Wallace ‘Wally’ Allan Wood was a fast-living, hard-drinking, fiercely independent man who packed several lifetimes into his 54 years. Wood and his older brother, Glenn, were raised by a lumberjack father and a schoolteacher mother in the forests of Minnesota and Wisconsin.

Just after high school, with World War II still raging, Wood joined the Merchant Marines. He spent 1945 cruising the South Pacific on a fuel tanker. In 1946, Wood enlisted in the Army’s 11th Airborne Paratroopers and was stationed in occupied Japan through 1947. Upon his discharge, he took a semester at the Cartoonists and Illustrators School (now the School of Visual Arts) in New York City, and then began assisting Will Eisner on The Spirit and George Wunder on Terry and the Pirates. He formed a studio with Harry Harrison and Joe Orlando, and they began churning out crime, Western and romance comics.

His work began appearing in EC Comics in early 1950, and he soon became one of the company’s top talents in titles such as Tales From the Crypt, Two-Fisted Tales, Shock SuspenStories, and especially Weird Science. When he appeared in the first issue of Mad in 1952, it began a historic twelve-year run on what would become one of America’s most popular magazines. Now a superstar, Wood began illustrating science fiction books and magazines by such authors as Isaac Asimov and Philip K. Dick. Eisner sought him out to return to The Spirit, and he collaborated with Jack Kirby on the Sky Masters of the Space Force newspaper strip and on the Challengers of the Unknown series for DC Comics.

Wood with a Playboy model, 1964

In the 1960s, after helping Len Brown and Woody Gelman create Mars Attacks for Topps, Wood left Mad. He created the risqué spy strip Pussycat for Magazine Management’s men’s titles. For Marvel, he reimagined Daredevil, creating villains and the enduring look of the character. Wood was the first creator publisher James Warren sought out when he decided to establish a line of magazine-format horror comics. The influence of Wood’s military background continued in his Blazing Combat and Total War/M.A.R.S. Patrol work. For Tower Comics he created the T.H.U.N.D.E.R. Agents. In 1966, Wood self-published the first issue of his maverick magazine, witzend.

In the 1970s Wood co-created Power Girl for DC Comics, and produced the sexy newspaper strips Cannon, Sally Forth and Shattuck for an appreciative audience of American servicemen. He also created his famous ‘Panels That Always Work’ tutorial, and his pioneering Wizard King graphic novels.

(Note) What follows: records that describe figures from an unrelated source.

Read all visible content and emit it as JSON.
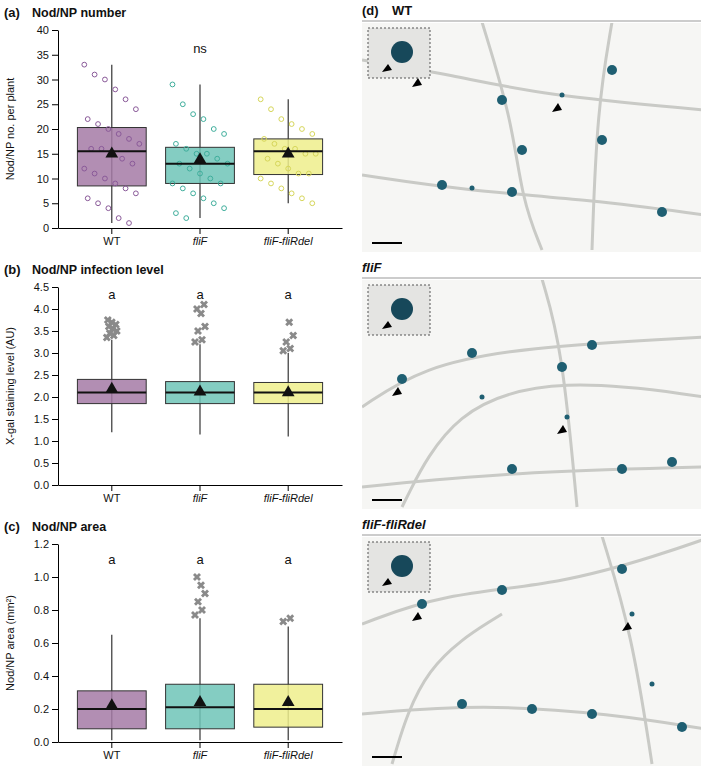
{
  "chart_data": [
    {
      "type": "box",
      "panel_label": "(a)",
      "title": "Nod/NP number",
      "y_label": "Nod/NP no. per plant",
      "categories": [
        "WT",
        "fliF",
        "fliF-fliRdel"
      ],
      "colors": [
        "#a57aa6",
        "#6fc4b7",
        "#eeee8c"
      ],
      "point_colors": [
        "#8a5a99",
        "#3fae9c",
        "#d6d65a"
      ],
      "ylim": [
        0,
        40
      ],
      "yticks": [
        0,
        5,
        10,
        15,
        20,
        25,
        30,
        35,
        40
      ],
      "annotations": [
        {
          "text": "ns",
          "x": "fliF",
          "y": 36
        }
      ],
      "boxes": [
        {
          "whisker_low": 1,
          "q1": 8.5,
          "median": 15.5,
          "q3": 20.3,
          "whisker_high": 33,
          "mean": 15,
          "points": [
            33,
            31,
            30,
            28,
            26,
            24,
            22,
            21,
            20,
            19,
            18,
            17,
            16,
            16,
            15,
            14,
            13,
            12,
            11,
            10,
            9,
            8,
            7,
            6,
            5,
            4,
            2,
            1
          ]
        },
        {
          "whisker_low": 2,
          "q1": 9,
          "median": 13,
          "q3": 16.3,
          "whisker_high": 29,
          "mean": 13.8,
          "points": [
            29,
            25,
            23,
            22,
            20,
            19,
            17,
            16,
            15,
            15,
            14,
            13,
            13,
            12,
            11,
            10,
            9,
            9,
            8,
            7,
            6,
            5,
            4,
            3,
            2
          ]
        },
        {
          "whisker_low": 5,
          "q1": 10.8,
          "median": 15.5,
          "q3": 18,
          "whisker_high": 26,
          "mean": 15,
          "points": [
            26,
            24,
            22,
            21,
            20,
            19,
            18,
            17,
            16,
            16,
            15,
            15,
            14,
            13,
            12,
            11,
            11,
            10,
            9,
            8,
            7,
            6,
            5
          ]
        }
      ]
    },
    {
      "type": "box",
      "panel_label": "(b)",
      "title": "Nod/NP infection level",
      "y_label": "X-gal staining level (AU)",
      "categories": [
        "WT",
        "fliF",
        "fliF-fliRdel"
      ],
      "colors": [
        "#a57aa6",
        "#6fc4b7",
        "#eeee8c"
      ],
      "point_colors": [
        "#8a5a99",
        "#3fae9c",
        "#d6d65a"
      ],
      "ylim": [
        0,
        4.5
      ],
      "yticks": [
        {
          "value": 0,
          "label": "0.0"
        },
        {
          "value": 0.5,
          "label": "0.5"
        },
        {
          "value": 1,
          "label": "1.0"
        },
        {
          "value": 1.5,
          "label": "1.5"
        },
        {
          "value": 2,
          "label": "2.0"
        },
        {
          "value": 2.5,
          "label": "2.5"
        },
        {
          "value": 3,
          "label": "3.0"
        },
        {
          "value": 3.5,
          "label": "3.5"
        },
        {
          "value": 4,
          "label": "4.0"
        },
        {
          "value": 4.5,
          "label": "4.5"
        }
      ],
      "annotations": [
        {
          "text": "a",
          "x": "WT",
          "y": 4.3
        },
        {
          "text": "a",
          "x": "fliF",
          "y": 4.3
        },
        {
          "text": "a",
          "x": "fliF-fliRdel",
          "y": 4.3
        }
      ],
      "boxes": [
        {
          "whisker_low": 1.2,
          "q1": 1.85,
          "median": 2.1,
          "q3": 2.4,
          "whisker_high": 3.3,
          "mean": 2.18,
          "outliers": [
            3.35,
            3.4,
            3.45,
            3.5,
            3.55,
            3.6,
            3.65,
            3.7,
            3.75
          ]
        },
        {
          "whisker_low": 1.15,
          "q1": 1.85,
          "median": 2.1,
          "q3": 2.35,
          "whisker_high": 3.2,
          "mean": 2.12,
          "outliers": [
            3.25,
            3.3,
            3.5,
            3.6,
            3.9,
            4.0,
            4.1
          ]
        },
        {
          "whisker_low": 1.1,
          "q1": 1.85,
          "median": 2.1,
          "q3": 2.33,
          "whisker_high": 3.0,
          "mean": 2.1,
          "outliers": [
            3.05,
            3.1,
            3.25,
            3.4,
            3.7
          ]
        }
      ]
    },
    {
      "type": "box",
      "panel_label": "(c)",
      "title": "Nod/NP area",
      "y_label": "Nod/NP area (mm²)",
      "categories": [
        "WT",
        "fliF",
        "fliF-fliRdel"
      ],
      "colors": [
        "#a57aa6",
        "#6fc4b7",
        "#eeee8c"
      ],
      "point_colors": [
        "#8a5a99",
        "#3fae9c",
        "#d6d65a"
      ],
      "ylim": [
        0,
        1.2
      ],
      "yticks": [
        {
          "value": 0,
          "label": "0.0"
        },
        {
          "value": 0.2,
          "label": "0.2"
        },
        {
          "value": 0.4,
          "label": "0.4"
        },
        {
          "value": 0.6,
          "label": "0.6"
        },
        {
          "value": 0.8,
          "label": "0.8"
        },
        {
          "value": 1,
          "label": "1.0"
        },
        {
          "value": 1.2,
          "label": "1.2"
        }
      ],
      "annotations": [
        {
          "text": "a",
          "x": "WT",
          "y": 1.1
        },
        {
          "text": "a",
          "x": "fliF",
          "y": 1.1
        },
        {
          "text": "a",
          "x": "fliF-fliRdel",
          "y": 1.1
        }
      ],
      "boxes": [
        {
          "whisker_low": 0.01,
          "q1": 0.08,
          "median": 0.2,
          "q3": 0.31,
          "whisker_high": 0.65,
          "mean": 0.22,
          "outliers": []
        },
        {
          "whisker_low": 0.01,
          "q1": 0.08,
          "median": 0.21,
          "q3": 0.35,
          "whisker_high": 0.75,
          "mean": 0.24,
          "outliers": [
            0.77,
            0.8,
            0.85,
            0.9,
            0.95,
            1.0
          ]
        },
        {
          "whisker_low": 0.01,
          "q1": 0.09,
          "median": 0.2,
          "q3": 0.35,
          "whisker_high": 0.7,
          "mean": 0.24,
          "outliers": [
            0.73,
            0.75
          ]
        }
      ]
    }
  ],
  "image_panel": {
    "panel_label": "(d)",
    "panels": [
      "WT",
      "fliF",
      "fliF-fliRdel"
    ]
  }
}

But decades of sleepless workaholic nights fuelled by caffeine, nicotine, alcohol and more took its toll on the quiet, squint-eyed, wondrous wizard of the panelled page. By 1981 Wood had suffered strokes, kidney failure, and was facing a future hooked up to a dialysis machine and unable to draw. Sometime between midnight on Halloween and the early morning hours of 3 November 1981  the gun-loving ex-GI with the mischievous glint in his eye decided to check himself out of this world. True to his quiet nature he left no note, but the legacy he left us eclipses that of the large majority of those who tarried here much longer.


This excellent short biography of Wallace Wood, by J. David Spurlock, is included at the end of the 2021 Fantagraphics collection Cons de Fée: The Erotic Art of Wallace Wood, which contains most of Wood’s published erotica and an extended introduction by Spurlock. For anyone interested in the complete output of Wallace Wood’s prolific works, Fantagraphics also publish a two-volume The Life and Legend of Wallace Wood, together with six further books covering his military and SF work and the best of his witzend contributions.